先にも言ったが、コロナは全ての地図、道筋をぐにゃりと変容させてしまった。もうかつてのような、今までの道には決して戻ることはない。また新たに道を作り直す必要がある。
その時描かれる道は、しばらくはより内省的でオーガニックな作風が増えることもあるだろう。現にテイラースウィフトがゲリラリリースした最新アルバムはフォーキーな内容で、間違いなくこれからを示唆するような作品だった(テイラーは意図してか神がかってか、必ず数年後の音楽業界を映す鏡になっている)。
2020年代はR&Bの時代だと思っていたが、それは予期せぬ形で接近し、ある意味で遠ざかっていく。そしてサウンド面のみならず、ライブという生の空間を共有できない反面、より多くの、世界中のファンと同時につながることができることを活かした音楽活動が活発に行われるようになった。[Alexandros]の全編アコースティックアレンジを施した「Bedroom Joule」、Charli XCXのファンとのインタラクティブなコミュニケーションによって創り上げたアルバム、ジャスティンビーバーとアリアナグランデの「Stuck with U」がファンからの投稿映像を組み合わせて作ったこと、どれもがそれぞれのコロナ禍への”回答”である。

なにより急きょビジネススタイルの変更を余儀なくされた彼らの苦肉の策はみているこちらも冷や冷やする。
9月が解散ライブとしていたsora tob sakanaは、その値段設定に多きな衝撃をもたらした。アイドルを軽視するわけではないが、同じような規模の同じようなアーティストの相場からは10倍近くかけ離れた強気の値段設定は、「コロナの影響」も当然関わっている。
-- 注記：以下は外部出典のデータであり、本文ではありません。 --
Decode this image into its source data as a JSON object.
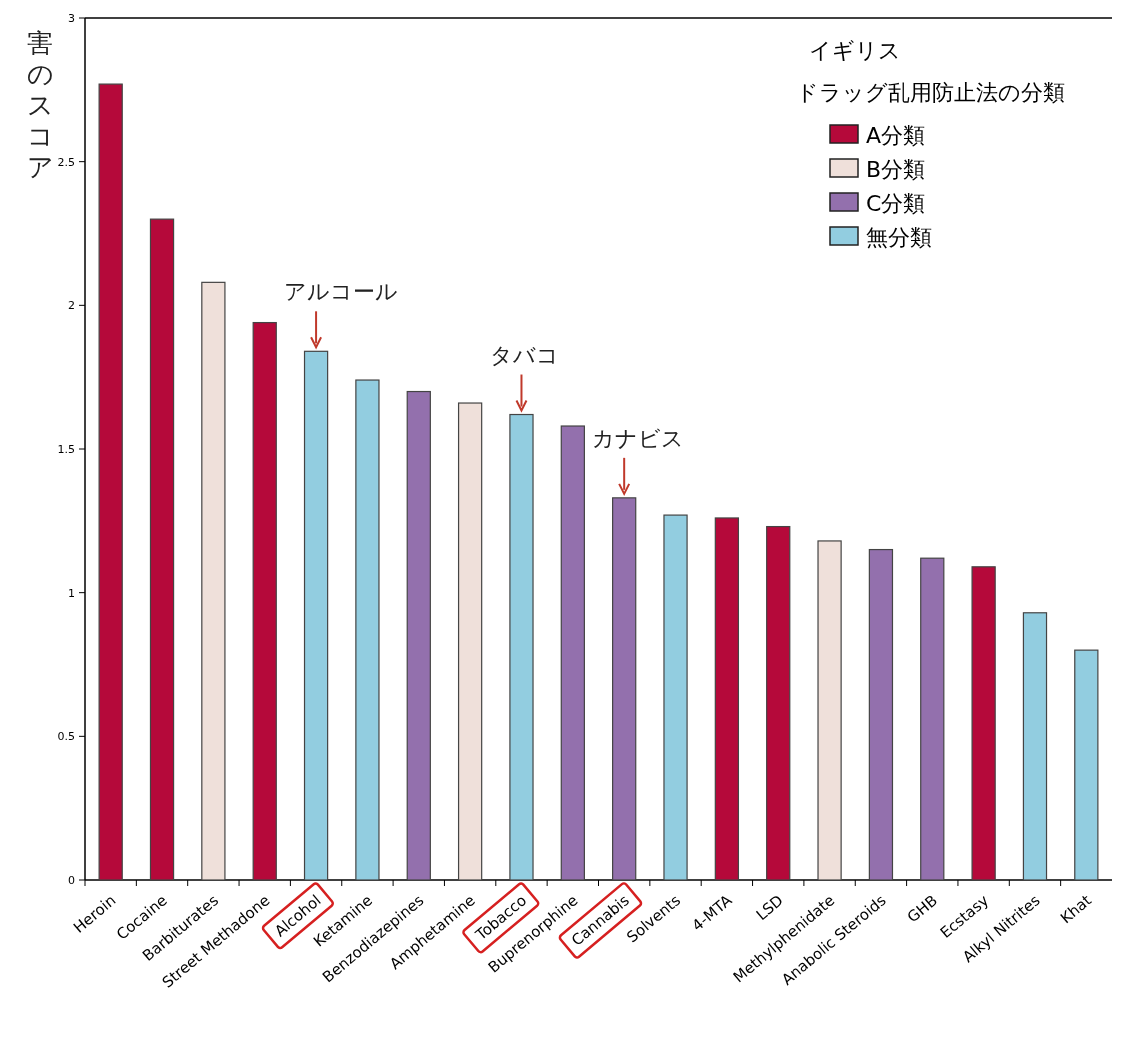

客数を減らし、値段は高騰。配信で安価に移動せず見られる。それが一つのビジネスモデルになるだろう。ただ、私の肌感覚では、ライブ配信は長く持たない。それは本当のライブを私たちは知っているからだし、配信に対するうまみが少なすぎるからだ。その場でシェアする空間は確かに21世紀の新しい発明ではあるが、それがなんの付加価値もなく成立することはない。客との一体感で盛り上げてきたバンドたちはパソコンの向こう側の人たちを満足させられるだろうか。むしろその空気が伝わらず、楽曲のみが届き、よりシビアな目線で彼らを評価せざるを得なくなる。涼しいところで座って黙ってみていると我に返り、新曲をいつものノリで楽しめないなんてこともあるかもしれない。化けの皮がはがれた彼らはますますトリッキーなことをする。ファンはそれでもついてくるかもしれないが、新規を取り込むきっかけにはならない。むしろ閉鎖的な(つまり過剰なファンのためのファンサービスの増加)空間が形成されて、新規がイマイチのめりこめない状況にもなりかねない。
その調整は今後の必須課題だろう。四星球がソーシャルディスタンスのライブをおこなって話題になったが、あのゴールデンボンバーはいまだに慎重な姿勢を取っているのも示唆的だ。


時間は物事を解決してくれるというが、我々とミュージシャンにはそのような時間はない。いますぐにでも行動を起こし、今までのスタイルを捨て、あたらしい形を確立せねばならない。否が応でもそれに適応していくのがこの10年なのかもしれない。